The museum is chock-full of sculptures, friezes, mosaics, manuscripts, textiles, tombs, etc. My favorite piece was a curved bas relief, apparently once part of a massive column, that depicted the Roman Emperor Trajan speaking to his troops. There were over 30 separate human figures in the piece, and each wholly distinct, with its own facial expression. Unusually, several figures in the foreground were depicted from behind, bringing the viewer into the image as yet another listener standing behind them. One figure had his eyes away from the emporer, trying to calm his horse. The quality of the work, the sculptor's skill, is incredible.
The tapestries room has some silk pieces that were imported to Syria from China in the 3rd century--and we talk about globablization as though it's something new in human history.
A security guard took me to a couple of locked rooms, one a synagogue discovered in the 1920s and transported to Damascus, and the other a tomb, with the most incredible sculptures, that had also been brought from somewhere else.
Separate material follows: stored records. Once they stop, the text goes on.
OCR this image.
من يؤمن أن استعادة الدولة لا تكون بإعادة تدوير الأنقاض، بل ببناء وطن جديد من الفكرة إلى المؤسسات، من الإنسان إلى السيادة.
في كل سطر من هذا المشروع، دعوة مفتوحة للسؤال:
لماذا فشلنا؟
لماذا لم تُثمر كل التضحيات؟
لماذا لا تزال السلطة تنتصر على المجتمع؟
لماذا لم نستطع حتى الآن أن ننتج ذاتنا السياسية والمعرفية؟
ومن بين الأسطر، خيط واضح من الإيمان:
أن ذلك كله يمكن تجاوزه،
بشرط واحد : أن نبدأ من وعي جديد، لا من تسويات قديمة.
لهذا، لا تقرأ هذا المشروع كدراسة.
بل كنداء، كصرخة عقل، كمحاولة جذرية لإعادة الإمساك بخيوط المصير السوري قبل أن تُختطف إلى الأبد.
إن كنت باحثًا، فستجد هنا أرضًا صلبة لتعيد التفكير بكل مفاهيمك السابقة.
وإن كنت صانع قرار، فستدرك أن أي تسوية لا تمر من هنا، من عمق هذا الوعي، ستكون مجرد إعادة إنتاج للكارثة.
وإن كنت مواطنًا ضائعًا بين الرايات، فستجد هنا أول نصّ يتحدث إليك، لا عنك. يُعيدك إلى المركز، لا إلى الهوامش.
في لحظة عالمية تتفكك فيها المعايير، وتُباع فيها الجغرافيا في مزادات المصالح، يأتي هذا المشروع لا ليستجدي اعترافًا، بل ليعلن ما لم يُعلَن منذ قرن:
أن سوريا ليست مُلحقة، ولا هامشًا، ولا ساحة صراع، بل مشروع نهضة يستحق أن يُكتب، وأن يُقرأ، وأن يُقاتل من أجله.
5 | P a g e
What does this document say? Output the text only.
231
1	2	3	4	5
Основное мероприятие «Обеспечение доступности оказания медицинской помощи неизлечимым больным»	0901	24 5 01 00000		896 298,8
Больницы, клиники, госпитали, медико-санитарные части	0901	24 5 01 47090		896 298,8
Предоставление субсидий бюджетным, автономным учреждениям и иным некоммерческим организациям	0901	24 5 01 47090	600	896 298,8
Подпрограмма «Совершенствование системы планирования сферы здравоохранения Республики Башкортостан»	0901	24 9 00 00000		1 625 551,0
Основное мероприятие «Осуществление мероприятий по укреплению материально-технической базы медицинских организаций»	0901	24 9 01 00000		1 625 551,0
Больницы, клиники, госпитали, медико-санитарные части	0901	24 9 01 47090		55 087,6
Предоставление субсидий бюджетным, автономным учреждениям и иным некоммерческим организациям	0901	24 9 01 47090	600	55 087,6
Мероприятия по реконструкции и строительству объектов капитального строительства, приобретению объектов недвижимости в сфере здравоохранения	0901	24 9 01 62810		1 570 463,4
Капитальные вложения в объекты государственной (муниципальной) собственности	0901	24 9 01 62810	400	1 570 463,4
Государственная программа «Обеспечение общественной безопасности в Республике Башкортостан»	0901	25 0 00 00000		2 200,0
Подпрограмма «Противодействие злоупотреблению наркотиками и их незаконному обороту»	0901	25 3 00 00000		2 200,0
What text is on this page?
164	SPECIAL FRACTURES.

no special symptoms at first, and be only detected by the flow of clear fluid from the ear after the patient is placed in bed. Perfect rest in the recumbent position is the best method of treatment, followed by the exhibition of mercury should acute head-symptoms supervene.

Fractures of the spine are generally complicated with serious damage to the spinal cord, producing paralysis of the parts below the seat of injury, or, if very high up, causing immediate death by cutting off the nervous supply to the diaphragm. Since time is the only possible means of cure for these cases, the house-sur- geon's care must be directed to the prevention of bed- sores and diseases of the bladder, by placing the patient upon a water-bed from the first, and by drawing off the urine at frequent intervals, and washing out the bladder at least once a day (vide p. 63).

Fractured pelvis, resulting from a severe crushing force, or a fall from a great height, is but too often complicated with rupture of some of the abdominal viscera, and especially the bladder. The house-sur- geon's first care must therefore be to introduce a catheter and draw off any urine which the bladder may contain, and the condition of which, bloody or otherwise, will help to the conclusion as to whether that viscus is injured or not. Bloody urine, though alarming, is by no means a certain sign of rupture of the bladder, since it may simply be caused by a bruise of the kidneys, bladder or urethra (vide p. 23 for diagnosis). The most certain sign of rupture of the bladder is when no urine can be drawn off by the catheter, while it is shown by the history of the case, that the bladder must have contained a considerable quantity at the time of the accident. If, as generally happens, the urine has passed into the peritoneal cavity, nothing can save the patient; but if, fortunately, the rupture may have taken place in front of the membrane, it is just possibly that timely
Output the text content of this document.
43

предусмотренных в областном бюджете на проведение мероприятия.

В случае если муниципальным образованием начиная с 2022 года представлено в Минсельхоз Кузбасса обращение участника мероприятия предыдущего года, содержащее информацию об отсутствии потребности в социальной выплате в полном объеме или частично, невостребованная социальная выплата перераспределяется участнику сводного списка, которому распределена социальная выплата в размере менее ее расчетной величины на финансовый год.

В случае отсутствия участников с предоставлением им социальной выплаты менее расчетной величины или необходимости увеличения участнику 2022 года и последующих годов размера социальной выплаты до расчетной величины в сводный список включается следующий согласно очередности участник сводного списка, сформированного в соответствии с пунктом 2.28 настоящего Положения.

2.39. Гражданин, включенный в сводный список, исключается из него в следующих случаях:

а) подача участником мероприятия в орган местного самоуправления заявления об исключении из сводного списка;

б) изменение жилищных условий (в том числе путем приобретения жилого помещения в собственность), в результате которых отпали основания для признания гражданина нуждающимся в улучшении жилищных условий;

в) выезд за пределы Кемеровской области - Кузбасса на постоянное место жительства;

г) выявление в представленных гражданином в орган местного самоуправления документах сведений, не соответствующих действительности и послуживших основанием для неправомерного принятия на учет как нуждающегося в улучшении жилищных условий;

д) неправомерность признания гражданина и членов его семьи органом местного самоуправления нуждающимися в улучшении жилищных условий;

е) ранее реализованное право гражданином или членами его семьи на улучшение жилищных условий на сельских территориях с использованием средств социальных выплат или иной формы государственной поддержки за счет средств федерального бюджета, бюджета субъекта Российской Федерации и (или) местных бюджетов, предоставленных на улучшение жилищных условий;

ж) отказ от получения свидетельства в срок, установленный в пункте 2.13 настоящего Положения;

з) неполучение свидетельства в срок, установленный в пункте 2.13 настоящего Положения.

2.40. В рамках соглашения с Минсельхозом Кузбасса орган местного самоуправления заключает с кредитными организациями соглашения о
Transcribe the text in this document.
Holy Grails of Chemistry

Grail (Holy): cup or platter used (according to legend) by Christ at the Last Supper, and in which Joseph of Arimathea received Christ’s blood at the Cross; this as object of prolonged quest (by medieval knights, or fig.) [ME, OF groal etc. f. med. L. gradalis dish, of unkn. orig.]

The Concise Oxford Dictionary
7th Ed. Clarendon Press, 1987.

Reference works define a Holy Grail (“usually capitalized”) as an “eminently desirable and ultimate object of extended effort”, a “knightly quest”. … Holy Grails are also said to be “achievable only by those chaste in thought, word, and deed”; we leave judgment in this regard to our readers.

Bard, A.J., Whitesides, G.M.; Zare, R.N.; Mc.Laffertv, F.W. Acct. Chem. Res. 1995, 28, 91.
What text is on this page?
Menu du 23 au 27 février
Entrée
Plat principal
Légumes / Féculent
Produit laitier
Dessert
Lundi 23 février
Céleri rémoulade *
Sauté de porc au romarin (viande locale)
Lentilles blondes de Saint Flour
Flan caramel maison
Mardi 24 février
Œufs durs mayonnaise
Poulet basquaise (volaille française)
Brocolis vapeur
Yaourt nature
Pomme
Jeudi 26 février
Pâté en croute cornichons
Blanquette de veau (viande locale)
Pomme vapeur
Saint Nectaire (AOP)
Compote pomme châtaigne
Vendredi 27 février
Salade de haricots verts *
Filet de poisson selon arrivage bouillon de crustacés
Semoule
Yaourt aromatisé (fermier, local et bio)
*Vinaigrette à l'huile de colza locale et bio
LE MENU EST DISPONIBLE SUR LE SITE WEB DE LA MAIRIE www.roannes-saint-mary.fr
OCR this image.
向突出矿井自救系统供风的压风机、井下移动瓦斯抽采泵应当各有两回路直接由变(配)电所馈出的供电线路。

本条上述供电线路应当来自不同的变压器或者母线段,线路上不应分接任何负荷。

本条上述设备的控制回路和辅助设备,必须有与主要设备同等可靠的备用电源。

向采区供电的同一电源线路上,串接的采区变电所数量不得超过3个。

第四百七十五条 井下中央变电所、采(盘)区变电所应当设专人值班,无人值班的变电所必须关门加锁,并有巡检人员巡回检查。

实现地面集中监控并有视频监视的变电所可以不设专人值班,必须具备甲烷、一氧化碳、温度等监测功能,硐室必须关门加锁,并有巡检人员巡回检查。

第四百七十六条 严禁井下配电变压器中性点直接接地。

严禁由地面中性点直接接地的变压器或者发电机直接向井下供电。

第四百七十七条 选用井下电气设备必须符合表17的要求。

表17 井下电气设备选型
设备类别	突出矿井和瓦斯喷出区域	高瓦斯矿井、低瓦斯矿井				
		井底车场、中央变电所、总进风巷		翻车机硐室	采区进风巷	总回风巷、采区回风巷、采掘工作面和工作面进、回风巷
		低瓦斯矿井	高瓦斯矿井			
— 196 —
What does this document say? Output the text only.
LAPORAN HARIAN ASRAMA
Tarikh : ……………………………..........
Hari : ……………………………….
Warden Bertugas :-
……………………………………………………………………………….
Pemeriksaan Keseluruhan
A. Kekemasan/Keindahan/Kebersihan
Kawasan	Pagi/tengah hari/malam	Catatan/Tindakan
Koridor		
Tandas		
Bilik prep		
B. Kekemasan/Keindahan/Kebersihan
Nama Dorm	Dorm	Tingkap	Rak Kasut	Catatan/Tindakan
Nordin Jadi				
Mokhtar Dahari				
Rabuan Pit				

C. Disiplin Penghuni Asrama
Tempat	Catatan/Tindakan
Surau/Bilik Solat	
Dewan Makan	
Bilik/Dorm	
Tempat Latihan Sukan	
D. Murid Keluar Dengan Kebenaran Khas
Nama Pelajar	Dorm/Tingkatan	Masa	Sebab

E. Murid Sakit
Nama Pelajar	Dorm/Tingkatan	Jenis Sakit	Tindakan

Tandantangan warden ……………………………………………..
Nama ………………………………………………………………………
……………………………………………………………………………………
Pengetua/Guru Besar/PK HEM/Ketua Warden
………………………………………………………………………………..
When you go, be sure they open up the synagogue and tomb for you, they seem happy to do it, and you won't regret asking.
Outside, in a sort of plaza with a winding path, are hundreds of stone tombs, statues, large vessels, mosaics, and capitals of Corinthian columns--hundreds! I'm sure I was walking around with my mouth wide open, and several times I just burst out with, "My god!" because it was all so unbelievable. Dumbfounded. Just absolutely dumbfounded.
And to think I began the day upset because my plan to go to Bosra didn't work out.